Art. 18. Os Diretores Escolares serão avaliados, anualmente, nas três dimensões que compõe a Gestão Escolar, a saber: pedagógica, administrativo-financeira e de gestão de pessoas/relacionamento com a comunidade escolar, a critério da Secretaria Municipal de Educação, de acordo com as funções previstas no artigo 4º deste Decreto, no Estatuto do Magistério Público Municipal e demais regulamentações análogas.
Art. 19. O processo de avaliação anual do Diretor Escolar será coordenado pela Secretaria Municipal de Educação, por meio de regulamentação e normatização específica. Parágrafo único. A depender da efetividade do diretor escolar no desempenho das funções previstas neste Decreto e nas demais regulamentações análogas, o mesmo poderá ser destituído do cargo.

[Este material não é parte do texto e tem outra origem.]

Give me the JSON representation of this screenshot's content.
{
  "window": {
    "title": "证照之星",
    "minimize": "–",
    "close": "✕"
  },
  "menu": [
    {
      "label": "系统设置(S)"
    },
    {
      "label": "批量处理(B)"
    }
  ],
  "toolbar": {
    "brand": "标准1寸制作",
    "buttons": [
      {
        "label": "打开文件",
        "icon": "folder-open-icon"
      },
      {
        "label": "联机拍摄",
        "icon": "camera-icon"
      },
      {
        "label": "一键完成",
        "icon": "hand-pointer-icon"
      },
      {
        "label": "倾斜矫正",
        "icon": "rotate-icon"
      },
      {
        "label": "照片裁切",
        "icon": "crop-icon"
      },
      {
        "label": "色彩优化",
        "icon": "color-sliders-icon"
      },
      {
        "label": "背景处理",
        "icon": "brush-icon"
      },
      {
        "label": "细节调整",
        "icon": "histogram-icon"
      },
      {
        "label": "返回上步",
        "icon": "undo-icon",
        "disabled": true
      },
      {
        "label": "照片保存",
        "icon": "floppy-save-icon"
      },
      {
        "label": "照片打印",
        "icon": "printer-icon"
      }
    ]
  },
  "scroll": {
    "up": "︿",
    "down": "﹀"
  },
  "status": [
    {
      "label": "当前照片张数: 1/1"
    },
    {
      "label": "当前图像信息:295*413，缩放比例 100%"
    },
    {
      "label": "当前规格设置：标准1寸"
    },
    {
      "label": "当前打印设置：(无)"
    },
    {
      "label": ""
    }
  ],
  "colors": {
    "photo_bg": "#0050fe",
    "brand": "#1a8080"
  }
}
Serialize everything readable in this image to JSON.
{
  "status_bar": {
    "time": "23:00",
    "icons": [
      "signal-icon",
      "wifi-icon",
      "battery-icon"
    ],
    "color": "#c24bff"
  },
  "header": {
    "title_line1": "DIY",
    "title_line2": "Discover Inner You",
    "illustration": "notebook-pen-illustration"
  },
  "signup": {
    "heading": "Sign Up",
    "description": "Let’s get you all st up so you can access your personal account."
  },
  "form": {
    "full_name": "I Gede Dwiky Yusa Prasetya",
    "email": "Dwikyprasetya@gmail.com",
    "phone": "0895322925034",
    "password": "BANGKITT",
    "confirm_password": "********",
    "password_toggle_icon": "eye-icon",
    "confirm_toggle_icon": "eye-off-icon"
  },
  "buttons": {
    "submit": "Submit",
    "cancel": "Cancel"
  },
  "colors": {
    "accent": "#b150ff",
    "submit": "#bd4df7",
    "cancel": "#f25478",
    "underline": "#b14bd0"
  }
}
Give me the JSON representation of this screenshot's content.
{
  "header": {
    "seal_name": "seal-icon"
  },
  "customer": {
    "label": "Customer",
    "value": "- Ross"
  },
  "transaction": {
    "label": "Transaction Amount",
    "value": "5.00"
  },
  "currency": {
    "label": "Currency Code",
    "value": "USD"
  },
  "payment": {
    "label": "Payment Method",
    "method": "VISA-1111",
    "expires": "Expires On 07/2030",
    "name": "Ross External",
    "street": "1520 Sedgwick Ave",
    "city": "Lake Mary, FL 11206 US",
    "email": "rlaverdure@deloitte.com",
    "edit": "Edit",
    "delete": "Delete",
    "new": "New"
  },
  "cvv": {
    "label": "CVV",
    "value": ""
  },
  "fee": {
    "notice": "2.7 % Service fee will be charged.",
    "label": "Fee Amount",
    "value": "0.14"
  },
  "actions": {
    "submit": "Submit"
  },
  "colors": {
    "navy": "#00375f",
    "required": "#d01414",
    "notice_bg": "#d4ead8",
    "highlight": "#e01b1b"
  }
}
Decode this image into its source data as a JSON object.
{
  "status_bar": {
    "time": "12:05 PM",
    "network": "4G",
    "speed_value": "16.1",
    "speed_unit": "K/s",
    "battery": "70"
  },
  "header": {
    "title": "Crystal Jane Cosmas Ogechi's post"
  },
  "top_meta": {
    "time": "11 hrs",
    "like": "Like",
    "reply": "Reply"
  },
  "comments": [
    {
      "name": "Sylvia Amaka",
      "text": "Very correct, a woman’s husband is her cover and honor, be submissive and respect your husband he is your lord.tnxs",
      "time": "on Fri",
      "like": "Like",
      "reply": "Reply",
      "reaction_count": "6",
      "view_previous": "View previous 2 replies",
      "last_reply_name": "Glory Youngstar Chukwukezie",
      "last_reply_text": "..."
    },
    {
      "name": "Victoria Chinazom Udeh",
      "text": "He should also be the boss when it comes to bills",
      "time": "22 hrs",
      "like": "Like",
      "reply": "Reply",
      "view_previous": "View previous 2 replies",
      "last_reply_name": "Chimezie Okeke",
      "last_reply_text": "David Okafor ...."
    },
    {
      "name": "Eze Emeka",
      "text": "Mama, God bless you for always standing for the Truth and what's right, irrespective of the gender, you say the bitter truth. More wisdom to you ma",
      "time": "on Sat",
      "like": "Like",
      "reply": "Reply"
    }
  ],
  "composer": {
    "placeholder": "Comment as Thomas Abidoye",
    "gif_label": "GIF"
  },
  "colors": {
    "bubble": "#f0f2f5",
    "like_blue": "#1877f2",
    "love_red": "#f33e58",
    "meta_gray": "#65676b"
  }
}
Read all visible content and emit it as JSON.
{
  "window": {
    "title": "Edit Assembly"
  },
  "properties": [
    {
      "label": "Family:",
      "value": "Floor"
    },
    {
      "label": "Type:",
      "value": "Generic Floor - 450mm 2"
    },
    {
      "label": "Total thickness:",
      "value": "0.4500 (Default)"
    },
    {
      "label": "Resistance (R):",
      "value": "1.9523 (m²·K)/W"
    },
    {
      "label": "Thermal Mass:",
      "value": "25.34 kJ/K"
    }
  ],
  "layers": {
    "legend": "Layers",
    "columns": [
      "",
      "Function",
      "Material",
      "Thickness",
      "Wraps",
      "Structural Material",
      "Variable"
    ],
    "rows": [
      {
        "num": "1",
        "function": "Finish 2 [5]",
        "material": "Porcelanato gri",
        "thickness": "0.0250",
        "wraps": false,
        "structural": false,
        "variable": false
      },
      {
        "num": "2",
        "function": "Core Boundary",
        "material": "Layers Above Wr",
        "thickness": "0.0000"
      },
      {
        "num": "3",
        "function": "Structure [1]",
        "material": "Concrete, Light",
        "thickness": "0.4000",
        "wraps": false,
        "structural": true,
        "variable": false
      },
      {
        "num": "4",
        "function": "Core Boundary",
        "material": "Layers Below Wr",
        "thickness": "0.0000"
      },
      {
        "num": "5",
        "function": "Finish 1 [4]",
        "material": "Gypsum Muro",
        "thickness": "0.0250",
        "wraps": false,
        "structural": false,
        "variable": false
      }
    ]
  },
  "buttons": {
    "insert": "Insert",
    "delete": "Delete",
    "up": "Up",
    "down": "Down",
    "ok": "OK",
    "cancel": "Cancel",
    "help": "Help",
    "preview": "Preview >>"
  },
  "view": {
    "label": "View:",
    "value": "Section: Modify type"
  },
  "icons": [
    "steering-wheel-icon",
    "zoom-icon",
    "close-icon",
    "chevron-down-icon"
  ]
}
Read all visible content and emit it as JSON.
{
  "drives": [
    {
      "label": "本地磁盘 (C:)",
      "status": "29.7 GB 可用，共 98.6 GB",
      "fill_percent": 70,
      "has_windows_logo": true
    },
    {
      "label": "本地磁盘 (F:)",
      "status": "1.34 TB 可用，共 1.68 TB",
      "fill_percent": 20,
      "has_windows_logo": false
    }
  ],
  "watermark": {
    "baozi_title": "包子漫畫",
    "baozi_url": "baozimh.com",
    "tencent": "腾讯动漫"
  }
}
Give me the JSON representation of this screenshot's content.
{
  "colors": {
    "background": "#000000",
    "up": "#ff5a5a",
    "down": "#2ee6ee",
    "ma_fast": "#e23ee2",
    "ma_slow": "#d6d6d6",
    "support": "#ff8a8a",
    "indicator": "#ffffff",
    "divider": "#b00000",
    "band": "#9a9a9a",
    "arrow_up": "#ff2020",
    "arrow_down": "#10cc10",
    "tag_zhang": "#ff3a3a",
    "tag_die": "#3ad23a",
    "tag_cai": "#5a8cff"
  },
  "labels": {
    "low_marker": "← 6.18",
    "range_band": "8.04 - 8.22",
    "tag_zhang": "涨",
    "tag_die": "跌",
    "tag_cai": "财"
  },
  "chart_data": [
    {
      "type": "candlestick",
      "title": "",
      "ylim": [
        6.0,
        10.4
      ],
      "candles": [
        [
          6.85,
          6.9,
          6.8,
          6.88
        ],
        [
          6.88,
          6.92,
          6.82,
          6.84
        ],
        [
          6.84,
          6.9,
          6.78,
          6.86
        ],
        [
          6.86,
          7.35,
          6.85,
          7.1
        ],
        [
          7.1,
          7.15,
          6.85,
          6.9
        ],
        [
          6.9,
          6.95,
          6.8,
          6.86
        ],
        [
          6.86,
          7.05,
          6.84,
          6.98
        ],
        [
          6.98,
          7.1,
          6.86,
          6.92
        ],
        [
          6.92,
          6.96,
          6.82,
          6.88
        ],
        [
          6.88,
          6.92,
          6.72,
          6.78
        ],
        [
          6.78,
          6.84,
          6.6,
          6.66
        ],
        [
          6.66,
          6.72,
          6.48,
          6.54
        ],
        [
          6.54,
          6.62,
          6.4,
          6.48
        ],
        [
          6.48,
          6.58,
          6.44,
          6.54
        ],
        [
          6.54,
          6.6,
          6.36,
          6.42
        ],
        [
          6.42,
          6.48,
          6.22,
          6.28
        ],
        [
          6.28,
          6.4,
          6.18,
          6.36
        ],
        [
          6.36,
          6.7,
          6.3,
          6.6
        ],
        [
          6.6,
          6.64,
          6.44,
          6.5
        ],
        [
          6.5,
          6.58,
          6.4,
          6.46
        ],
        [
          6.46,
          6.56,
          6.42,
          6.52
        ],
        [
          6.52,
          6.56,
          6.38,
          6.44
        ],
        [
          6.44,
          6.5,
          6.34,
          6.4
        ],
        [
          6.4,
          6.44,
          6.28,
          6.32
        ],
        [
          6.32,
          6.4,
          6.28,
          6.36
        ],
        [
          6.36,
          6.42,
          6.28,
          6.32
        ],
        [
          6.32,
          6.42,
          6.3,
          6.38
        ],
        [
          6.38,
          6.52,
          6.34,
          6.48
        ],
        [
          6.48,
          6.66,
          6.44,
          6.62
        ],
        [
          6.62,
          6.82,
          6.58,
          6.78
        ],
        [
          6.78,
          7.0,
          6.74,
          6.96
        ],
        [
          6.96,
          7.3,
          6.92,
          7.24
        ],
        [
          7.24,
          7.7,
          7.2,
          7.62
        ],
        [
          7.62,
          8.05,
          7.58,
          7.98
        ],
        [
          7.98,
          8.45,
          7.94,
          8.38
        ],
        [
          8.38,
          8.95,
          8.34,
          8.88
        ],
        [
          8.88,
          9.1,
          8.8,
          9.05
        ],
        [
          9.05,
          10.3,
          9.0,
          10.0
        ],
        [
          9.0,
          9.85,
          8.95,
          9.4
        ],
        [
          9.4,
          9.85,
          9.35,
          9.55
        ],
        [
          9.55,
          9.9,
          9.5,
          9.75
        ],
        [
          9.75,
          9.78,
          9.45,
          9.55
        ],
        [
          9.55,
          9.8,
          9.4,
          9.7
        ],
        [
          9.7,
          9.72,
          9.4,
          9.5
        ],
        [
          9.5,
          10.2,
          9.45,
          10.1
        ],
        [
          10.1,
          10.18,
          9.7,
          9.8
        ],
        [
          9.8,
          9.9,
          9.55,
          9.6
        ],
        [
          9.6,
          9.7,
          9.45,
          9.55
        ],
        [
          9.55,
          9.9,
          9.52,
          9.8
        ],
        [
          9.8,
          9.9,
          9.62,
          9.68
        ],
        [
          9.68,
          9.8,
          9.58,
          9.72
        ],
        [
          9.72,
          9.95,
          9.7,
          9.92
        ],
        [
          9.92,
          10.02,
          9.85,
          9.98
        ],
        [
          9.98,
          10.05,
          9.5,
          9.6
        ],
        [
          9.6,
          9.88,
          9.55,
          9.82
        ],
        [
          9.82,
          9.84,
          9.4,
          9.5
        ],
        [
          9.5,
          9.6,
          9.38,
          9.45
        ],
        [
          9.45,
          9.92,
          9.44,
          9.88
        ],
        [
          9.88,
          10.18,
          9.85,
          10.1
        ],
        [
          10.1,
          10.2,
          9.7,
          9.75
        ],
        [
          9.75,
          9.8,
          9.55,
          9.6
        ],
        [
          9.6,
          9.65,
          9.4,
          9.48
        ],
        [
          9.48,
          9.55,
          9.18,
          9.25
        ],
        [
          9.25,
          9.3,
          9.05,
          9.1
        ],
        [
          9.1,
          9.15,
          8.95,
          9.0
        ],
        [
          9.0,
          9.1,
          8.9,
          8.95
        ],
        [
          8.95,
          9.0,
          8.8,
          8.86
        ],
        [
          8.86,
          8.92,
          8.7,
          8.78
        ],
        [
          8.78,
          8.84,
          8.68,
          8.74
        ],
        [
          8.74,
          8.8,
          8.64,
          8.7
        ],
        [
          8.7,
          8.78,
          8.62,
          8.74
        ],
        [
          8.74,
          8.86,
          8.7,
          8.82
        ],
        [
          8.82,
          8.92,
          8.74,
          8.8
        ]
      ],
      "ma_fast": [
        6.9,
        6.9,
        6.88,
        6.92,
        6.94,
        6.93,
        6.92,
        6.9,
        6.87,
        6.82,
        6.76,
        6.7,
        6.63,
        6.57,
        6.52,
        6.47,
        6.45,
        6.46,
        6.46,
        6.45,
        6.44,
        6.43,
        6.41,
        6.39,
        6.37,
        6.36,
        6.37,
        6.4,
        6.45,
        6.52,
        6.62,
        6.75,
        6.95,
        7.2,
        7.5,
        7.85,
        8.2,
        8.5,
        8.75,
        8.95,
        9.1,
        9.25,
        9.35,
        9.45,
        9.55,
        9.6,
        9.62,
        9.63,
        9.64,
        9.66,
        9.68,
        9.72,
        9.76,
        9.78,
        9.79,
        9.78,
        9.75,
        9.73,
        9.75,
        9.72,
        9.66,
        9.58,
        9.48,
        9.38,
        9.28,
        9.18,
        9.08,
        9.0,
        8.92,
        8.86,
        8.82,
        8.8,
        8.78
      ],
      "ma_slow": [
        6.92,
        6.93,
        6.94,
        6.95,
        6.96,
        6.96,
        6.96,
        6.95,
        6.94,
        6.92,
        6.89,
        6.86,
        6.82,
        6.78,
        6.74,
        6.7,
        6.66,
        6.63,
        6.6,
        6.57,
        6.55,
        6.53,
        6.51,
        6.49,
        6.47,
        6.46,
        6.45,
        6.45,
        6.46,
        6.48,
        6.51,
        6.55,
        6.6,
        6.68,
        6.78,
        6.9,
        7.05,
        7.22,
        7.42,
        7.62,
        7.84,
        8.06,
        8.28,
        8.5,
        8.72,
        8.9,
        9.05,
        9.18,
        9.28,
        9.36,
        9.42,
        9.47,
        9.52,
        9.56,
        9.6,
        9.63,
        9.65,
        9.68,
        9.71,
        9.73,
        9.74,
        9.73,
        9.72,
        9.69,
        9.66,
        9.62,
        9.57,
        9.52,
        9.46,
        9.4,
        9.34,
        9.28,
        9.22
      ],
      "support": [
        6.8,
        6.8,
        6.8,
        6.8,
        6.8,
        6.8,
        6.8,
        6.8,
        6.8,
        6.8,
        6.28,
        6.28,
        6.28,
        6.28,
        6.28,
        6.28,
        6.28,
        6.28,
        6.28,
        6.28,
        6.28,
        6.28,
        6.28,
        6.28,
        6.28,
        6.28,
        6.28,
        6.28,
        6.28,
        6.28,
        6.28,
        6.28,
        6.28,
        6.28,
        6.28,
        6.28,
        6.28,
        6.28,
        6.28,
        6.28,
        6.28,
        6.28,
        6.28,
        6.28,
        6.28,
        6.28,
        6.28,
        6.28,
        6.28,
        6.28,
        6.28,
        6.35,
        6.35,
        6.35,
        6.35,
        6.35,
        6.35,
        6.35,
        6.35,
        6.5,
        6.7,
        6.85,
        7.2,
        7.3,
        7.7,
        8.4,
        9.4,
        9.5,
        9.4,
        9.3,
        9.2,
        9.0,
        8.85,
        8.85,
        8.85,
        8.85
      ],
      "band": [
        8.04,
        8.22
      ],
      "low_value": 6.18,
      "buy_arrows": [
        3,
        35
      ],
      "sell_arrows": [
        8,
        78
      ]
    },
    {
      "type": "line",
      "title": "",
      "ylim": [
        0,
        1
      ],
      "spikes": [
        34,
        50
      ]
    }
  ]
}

Art. 20. A destituição do Diretor Escolar poderá ocorrer motivadamente
I - por descumprimento deste Decreto, no que diz respeito às atribuições e responsabilidades inerentes às funções de Diretor Escolar, descritas no presente decreto em seu artigo 4°;
II - por fatos que constituam ilícito penal, falta de idoneidade moral, de disciplina, de assiduidade, de dedicação ao serviço ou por ineficiência administrativa e/ou pedagógica ou por infração funcional previstas no Estatuto do Magistério Público do Município de Colatina e demais regulamentações análogas.
III - por conveniência e oportunidade da Administração Pública.
Art. 21. O não cumprimento das funções de Diretor Escolar será constatado na avaliação anual prevista no artigo 18, deste Decreto, e será assegurado o direito de defesa, face às ocorrências previstas nos incisos I e IIdo artigo 20, deste Decreto.
Art. 22. O Conselho de Escola, mediante decisão fundamentada e documentada, pela maioria absoluta de seus membros, poderá propor ao Secretário(a) Municipal de Educação a instauração de sindicância administrativa, podendo esta também ser determinada pelo(a) Secretário(a) Municipal de Educação.
§ 1° A sindicância será concluída em até quinze dias, podendo ser prorrogada por mais dez dias, no máximo, conforme estabelecido na Lei Complementar nº 035/2005;
§ 2° O(A) Secretário(a) Municipal de Educação poderá determinar o afastamento do indiciado, durante a realização da sindicância, assegurado o retorno ao exercício das funções, caso a decisão final seja pela não destituição do cargo.
Capítulo V
DAS DISPOSIÇÕES FINAIS E TRANSITÓRIAS
Art. 23. Os candidatos inscritos e classificados nas quatro etapas do processo de seleção, previstas no artigo 9º deste Decreto, que não forem nomeados para o cargo de Diretor Escolar nas escolas pleiteadas, irão compor a lista geral de classificação e, resguardados os critérios estabelecidos, poderão ser convocados e, posteriormente, nomeados para o cargo de diretor nas escolas da Rede Municipal de Educação, de acordo com a disponibilidade de vagas, que venham a surgir.
§ 1º A referida convocação será realizada pela Secretaria Municipal de Educação, por meio de legislação específica.
§ 2° Esgotada a lista de classificados, a Secretaria Municipal de Educação poderá organizar novo processo de seleção, observados os critérios e os procedimentos previstos em regulamentação própria.
Art. 24. Aos integrantes do Quadro do Magistério que vierem a ser nomeados para a função de Diretor Escolar será assegurado o direito de concorrer à promoção, ascensão funcional, com todos os direitos e vantagens, como se no exercício de suas funções efetivas estivessem
Art. 25. Todo o processo de seleção será amplamente divulgado no Portal Eletrônico da Prefeitura Municipal de Colatina
Art. 26. Os casos omissos serão apresentados e decididos pela Comissão Técnica de Acompanhamento e Execução do Processo de Seleção e, em última instância, pela Secretária Municipal de Educação.
Art. 27. Este Decreto entra em vigor na data de sua publicação, revogando-se em todos os seus termos o disposto no Decreto nº 20.649 de 19 de setembro de 2017.